Олли ставит передо мной кружки с пивом и тут же, садясь на место и задевая стол, проливает по чуть-чуть из каждой.
— Собственно, все, что от нас требуется, так это проникнуть в дом таким образом, чтобы не сработала сигнализация. — Я прекрасно знаю, что ни мне, ни Олли сия задача не по силам. — Можно привлечь к этому делу Джерри.
Олли пьет пиво, ест орехи и не произносит ни слова.
Все, что я ему говорю, он слышал сотню раз на протяжении всех последних девяти или десяти лет и своим молчанием насмехается надо мной подобно людям, выслушивающим россказни Терри. Или, быть может, он сегодня просто не обедал.
— Что ты думаешь по этому поводу? — спрашиваю я.
— М-м-м? А... да, проникнуть в дом, — говорит Олли, прежде чем отправить в рот очередную пригоршню орехов.
Я понимаю, что он действительно насмехается надо мной.
— На сей раз я говорю вполне серьезно. Давай обчистим этот дом во вторник.
— Сыграем в дартс?
— Да иди ты со своим дартсом! Я спрашиваю, что ты думаешь насчет того, чтобы пойти на дело во вторник?
— Не знаю, — отвечает Олли. — Если ты и в самом деле говоришь серьезно...
— Еще как серьезно, черт побери!
— Тогда я думаю, что ты полнейший идиот. — Олли делает большой глоток пива. — Только представь себе, что нас ловят за этой работой.
— Никто нас не поймает, если сделаем все по уму.
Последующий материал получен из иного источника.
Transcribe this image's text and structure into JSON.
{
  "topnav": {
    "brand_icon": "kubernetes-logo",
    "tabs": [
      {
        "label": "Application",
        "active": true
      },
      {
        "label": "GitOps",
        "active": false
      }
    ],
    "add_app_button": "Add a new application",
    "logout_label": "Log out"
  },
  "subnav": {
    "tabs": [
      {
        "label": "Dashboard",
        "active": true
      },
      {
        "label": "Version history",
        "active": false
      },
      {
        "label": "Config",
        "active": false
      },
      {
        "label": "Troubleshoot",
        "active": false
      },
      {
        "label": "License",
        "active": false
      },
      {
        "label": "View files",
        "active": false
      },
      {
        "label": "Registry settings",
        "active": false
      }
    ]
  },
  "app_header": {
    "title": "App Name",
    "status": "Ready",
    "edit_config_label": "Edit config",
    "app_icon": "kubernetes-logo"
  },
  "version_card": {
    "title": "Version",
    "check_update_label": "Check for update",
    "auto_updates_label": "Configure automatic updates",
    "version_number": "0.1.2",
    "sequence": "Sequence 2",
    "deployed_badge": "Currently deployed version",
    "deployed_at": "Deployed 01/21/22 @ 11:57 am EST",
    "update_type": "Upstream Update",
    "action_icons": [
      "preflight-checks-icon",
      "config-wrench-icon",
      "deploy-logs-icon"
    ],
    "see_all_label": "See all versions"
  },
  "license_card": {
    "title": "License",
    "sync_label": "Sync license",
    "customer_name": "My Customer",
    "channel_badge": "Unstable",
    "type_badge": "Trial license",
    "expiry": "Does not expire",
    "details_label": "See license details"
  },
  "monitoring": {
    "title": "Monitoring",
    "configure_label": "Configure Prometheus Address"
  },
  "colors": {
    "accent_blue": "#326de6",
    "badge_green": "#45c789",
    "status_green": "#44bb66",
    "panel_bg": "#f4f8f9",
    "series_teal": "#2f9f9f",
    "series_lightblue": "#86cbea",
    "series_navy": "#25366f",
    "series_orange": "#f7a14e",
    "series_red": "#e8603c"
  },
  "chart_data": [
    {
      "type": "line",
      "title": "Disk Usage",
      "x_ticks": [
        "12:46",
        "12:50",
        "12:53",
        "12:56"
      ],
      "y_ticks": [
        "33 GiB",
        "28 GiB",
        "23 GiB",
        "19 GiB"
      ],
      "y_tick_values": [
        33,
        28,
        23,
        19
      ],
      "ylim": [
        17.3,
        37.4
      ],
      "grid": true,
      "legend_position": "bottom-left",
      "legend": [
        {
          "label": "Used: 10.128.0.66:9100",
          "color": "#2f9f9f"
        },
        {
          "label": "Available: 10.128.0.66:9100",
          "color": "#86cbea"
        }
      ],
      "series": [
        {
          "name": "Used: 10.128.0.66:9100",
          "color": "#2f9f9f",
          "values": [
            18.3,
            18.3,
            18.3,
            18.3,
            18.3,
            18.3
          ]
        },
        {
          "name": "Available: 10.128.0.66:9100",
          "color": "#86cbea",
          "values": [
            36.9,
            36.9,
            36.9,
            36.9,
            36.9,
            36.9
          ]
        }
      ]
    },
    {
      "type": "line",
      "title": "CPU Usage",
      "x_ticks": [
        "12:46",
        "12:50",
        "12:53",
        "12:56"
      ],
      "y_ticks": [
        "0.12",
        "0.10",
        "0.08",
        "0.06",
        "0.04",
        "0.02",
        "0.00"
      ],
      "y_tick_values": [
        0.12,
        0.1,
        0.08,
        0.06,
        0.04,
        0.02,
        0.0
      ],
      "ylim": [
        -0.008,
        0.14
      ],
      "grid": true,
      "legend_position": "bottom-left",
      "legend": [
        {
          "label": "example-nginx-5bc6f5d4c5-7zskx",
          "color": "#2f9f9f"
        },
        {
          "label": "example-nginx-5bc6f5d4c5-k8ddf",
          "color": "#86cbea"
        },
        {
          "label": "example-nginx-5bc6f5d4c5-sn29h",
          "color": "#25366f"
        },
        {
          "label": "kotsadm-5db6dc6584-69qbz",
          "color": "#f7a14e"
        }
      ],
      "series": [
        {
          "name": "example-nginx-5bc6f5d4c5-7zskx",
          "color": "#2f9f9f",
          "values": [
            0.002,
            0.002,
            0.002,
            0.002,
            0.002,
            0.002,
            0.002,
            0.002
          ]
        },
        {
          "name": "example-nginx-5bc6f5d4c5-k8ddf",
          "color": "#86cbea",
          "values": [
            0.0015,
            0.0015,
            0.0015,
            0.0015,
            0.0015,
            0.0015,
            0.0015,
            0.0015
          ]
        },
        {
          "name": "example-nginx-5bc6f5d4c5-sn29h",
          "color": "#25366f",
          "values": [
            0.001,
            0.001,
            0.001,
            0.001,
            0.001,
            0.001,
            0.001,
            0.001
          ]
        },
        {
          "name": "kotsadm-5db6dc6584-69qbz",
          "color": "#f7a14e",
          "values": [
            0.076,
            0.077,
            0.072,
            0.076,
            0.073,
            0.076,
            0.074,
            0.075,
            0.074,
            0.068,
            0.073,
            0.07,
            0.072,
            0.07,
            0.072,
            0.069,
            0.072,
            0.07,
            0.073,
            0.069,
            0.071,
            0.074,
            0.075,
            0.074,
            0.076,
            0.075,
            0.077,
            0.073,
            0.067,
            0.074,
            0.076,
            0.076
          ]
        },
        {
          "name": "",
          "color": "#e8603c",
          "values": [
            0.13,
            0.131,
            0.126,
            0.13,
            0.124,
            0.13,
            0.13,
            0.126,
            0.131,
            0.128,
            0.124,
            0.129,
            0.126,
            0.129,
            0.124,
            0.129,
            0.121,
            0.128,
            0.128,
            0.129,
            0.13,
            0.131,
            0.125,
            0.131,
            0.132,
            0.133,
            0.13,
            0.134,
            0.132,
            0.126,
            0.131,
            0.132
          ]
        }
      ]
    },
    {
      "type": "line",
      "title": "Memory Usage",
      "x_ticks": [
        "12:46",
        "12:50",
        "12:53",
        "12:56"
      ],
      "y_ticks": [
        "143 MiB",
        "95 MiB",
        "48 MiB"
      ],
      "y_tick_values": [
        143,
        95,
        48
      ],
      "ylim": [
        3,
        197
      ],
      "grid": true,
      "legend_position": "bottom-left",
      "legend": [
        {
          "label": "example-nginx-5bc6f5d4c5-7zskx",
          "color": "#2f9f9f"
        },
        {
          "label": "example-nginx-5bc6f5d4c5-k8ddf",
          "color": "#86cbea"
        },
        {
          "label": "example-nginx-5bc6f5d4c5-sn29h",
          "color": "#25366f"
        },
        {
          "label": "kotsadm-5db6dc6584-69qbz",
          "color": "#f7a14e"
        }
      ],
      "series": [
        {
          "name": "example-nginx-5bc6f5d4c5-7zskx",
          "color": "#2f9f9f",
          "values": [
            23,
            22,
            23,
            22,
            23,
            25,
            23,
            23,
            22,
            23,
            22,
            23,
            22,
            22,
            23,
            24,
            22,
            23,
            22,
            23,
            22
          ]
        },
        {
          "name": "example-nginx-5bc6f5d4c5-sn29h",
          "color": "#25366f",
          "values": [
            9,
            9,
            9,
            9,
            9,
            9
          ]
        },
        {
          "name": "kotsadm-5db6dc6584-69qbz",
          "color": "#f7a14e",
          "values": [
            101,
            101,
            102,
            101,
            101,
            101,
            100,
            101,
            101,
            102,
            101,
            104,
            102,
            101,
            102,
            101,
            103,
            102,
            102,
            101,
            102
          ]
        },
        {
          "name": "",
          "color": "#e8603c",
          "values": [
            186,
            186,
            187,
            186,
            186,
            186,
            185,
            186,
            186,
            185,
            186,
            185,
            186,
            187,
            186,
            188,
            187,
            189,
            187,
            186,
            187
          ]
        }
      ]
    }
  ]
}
До меня внезапно доходит, что Олли насмехался надо мной все девять или даже десять лет. И я произношу длинную речь о том, что игра стоит свеч, что мы заработаем на ней кучу бабок, что чаще всего сожалеешь в жизни не о сделанном, а о несделанном, о неиспользованных возможностях и так далее. Олли, хоть и остается при своем мнении, под напором моего пыла соглашается пойти вместе со мной на дело.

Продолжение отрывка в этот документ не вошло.